Why You Should Be Using Buckwheat Groats

Beef Tartare with Buckwheat Groats at Wildair in NYC cr: Wildair Restaurant  
By Sammy Goldfien Posted November 05, 2015

Buckwheat groats are our current food obsession. Here’s why.

Buckwheat seeds, or “groats,” aren’t exactly new. They’ve been used for millennia in cuisines around the world, usually either ground for flour or cooked in liquid to soften and eat. But recently, chefs at restaurants like Mission Chinese, Wildair, and Reynard have taken a different approach to the food, accenting dishes with whole, toasted groats, more familiarly known as “kasha.” The name is far from sexy, but buckwheat groats are my current food obsession. Here’s why.

Buckwheat's earthy, bitter taste helps cut through rich food, the same way fresh ground black peppercorns go so well with steak or a rich, creamy pasta. Chef Angela Dimayuga of NYC's Mission Chinese uses them on her Red Cabbage Salad, which is filled with rich ingredients like anchovies, tahini, and miso. Just when you think the salty-fattiness is going to take over, the groats help balance the dish out with their sharp, toasted flavor. 

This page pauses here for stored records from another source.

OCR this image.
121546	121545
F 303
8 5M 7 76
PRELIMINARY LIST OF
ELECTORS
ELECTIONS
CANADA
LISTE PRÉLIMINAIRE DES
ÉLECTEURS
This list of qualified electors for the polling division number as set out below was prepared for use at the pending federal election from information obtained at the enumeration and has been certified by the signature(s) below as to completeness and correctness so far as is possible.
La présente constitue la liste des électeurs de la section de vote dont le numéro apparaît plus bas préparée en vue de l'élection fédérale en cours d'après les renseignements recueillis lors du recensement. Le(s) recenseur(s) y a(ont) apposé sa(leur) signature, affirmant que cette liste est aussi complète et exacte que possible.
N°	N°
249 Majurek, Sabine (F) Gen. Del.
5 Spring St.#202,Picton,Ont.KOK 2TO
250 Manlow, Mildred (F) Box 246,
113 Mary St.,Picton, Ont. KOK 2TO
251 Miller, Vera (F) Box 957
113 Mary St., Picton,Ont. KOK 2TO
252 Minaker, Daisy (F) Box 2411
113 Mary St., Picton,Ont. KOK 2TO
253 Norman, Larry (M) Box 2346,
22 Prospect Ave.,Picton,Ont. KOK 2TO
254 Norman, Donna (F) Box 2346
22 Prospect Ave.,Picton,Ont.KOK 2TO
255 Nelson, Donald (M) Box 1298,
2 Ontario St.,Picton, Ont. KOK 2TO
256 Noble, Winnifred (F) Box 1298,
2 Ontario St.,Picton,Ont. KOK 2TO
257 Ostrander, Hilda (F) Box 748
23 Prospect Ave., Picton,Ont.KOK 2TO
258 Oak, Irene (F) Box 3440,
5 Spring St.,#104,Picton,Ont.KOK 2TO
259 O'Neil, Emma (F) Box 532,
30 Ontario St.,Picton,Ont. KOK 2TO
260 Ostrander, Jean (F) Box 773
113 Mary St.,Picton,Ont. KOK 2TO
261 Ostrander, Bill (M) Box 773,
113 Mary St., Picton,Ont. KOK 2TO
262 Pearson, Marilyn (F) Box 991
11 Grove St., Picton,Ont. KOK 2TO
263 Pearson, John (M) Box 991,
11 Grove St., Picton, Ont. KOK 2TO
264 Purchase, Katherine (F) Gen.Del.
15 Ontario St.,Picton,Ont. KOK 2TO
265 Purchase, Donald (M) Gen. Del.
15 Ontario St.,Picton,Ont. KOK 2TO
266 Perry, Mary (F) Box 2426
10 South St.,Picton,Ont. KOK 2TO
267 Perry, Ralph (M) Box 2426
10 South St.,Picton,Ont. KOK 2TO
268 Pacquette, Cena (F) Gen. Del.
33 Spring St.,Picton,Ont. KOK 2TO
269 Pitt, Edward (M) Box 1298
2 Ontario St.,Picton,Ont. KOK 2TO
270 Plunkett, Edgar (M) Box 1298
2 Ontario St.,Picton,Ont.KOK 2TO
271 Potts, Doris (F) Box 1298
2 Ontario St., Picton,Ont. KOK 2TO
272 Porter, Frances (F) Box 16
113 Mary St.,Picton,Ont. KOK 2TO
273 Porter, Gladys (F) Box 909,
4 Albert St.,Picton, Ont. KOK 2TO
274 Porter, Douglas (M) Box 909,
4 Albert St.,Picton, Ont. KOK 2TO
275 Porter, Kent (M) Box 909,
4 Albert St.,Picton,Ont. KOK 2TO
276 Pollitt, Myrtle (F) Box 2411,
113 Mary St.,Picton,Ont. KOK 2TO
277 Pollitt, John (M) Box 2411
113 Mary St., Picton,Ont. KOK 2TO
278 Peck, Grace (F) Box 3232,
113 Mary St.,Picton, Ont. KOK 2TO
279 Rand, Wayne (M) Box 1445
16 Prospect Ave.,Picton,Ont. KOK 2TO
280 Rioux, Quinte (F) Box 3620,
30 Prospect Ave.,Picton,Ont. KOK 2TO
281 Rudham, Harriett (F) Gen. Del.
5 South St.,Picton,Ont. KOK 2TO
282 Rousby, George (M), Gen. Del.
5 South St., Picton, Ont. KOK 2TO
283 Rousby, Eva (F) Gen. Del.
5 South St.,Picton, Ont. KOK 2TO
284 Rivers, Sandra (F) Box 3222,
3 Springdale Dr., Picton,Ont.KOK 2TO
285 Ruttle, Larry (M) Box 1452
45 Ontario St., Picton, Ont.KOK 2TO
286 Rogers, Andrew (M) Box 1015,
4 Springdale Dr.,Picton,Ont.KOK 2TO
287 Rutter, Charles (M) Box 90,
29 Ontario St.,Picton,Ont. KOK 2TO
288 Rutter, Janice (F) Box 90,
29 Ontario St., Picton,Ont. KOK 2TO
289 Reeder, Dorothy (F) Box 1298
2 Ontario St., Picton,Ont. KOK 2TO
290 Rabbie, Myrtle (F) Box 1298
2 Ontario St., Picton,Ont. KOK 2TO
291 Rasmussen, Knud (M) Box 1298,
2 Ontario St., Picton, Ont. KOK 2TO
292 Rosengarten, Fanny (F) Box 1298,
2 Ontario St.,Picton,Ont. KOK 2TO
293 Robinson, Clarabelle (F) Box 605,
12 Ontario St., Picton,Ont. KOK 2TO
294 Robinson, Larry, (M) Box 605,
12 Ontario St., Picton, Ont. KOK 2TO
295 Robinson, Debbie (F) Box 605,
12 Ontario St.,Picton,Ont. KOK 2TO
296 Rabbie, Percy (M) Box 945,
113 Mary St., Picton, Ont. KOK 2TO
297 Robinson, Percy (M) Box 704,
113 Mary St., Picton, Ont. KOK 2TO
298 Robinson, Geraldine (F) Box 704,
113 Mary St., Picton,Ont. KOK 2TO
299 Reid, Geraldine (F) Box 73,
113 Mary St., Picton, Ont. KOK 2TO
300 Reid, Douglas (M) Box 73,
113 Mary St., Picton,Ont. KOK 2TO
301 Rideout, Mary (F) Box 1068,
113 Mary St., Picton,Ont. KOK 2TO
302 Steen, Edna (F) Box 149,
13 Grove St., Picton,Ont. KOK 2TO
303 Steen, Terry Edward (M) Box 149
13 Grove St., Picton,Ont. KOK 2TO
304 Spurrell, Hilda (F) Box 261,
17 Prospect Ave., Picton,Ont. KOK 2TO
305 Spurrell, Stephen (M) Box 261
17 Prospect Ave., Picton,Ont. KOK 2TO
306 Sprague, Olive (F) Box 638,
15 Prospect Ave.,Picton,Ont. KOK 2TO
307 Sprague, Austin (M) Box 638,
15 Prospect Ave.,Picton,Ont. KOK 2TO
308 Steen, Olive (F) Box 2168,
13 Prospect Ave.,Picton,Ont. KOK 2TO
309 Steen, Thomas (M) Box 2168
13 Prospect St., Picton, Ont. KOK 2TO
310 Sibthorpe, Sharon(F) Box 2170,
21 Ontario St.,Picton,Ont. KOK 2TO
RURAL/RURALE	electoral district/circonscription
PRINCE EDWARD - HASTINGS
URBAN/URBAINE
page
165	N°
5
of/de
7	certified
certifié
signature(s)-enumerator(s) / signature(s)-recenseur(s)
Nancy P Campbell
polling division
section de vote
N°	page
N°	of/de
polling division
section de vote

This contrast in flavor is obviously important when assembling a dish, but contrast in texture is also essential. Whether it’s the crispy breadcrumbs on mac and cheese or the tiny explosions of fish roe on a spicy tuna roll, textural contrast is part of what makes good food fun to eat. “Buckwheat groats can be used in several ways to provide a nice texture and welcome earthiness," says Chef Sean Rembold of Reynard in Williamsburg, who has used them on several dishes, including one with scallops, grapefruit, and cauliflower. Chefs Jeremiah Stone and Fabian von Hauske of Wildair use groats atop their beef tartare, a dish that can definitely be in need of some structure. (Chefs often serve toast alongside the meat for this purpose, but buckwheat groats step in and perform the task beautifully. And, unlike toast, groats fully integrate with the meat, eliminating the need to serve an extraneous component on the side.

Add to these facts that buckwheat groats are super inexpensive and easy to find. I paid 67 cents (seriously, what costs under a dollar anymore?) for a quarter pound at my local health food store, which is a good amount to start with if you’re just using them as an accent. They are versatile, so no need to shy away from sweetness; I like them for breakfast on top of greek yogurt with honey or maple syrup. Just be sure not to mix them into your food too long before you eat it as they will absorb moisture and lose their crunch.

And, hey, guess what? Buckwheat is good for you. It’s full of nutrients like protein, manganese, copper, magnesium and fiber and, with no gluten to speak of (it’s technically a seed or “pseudocereal,” not a grain), it’s celiac- and special diet-friendly. So next time you want to take that salad to the next level or add a little intrigue to your breakfast bowl, try sprinkling a few groats on top. At the very least you’ll be doing something good for your body, but it’s possible you may even enjoy it.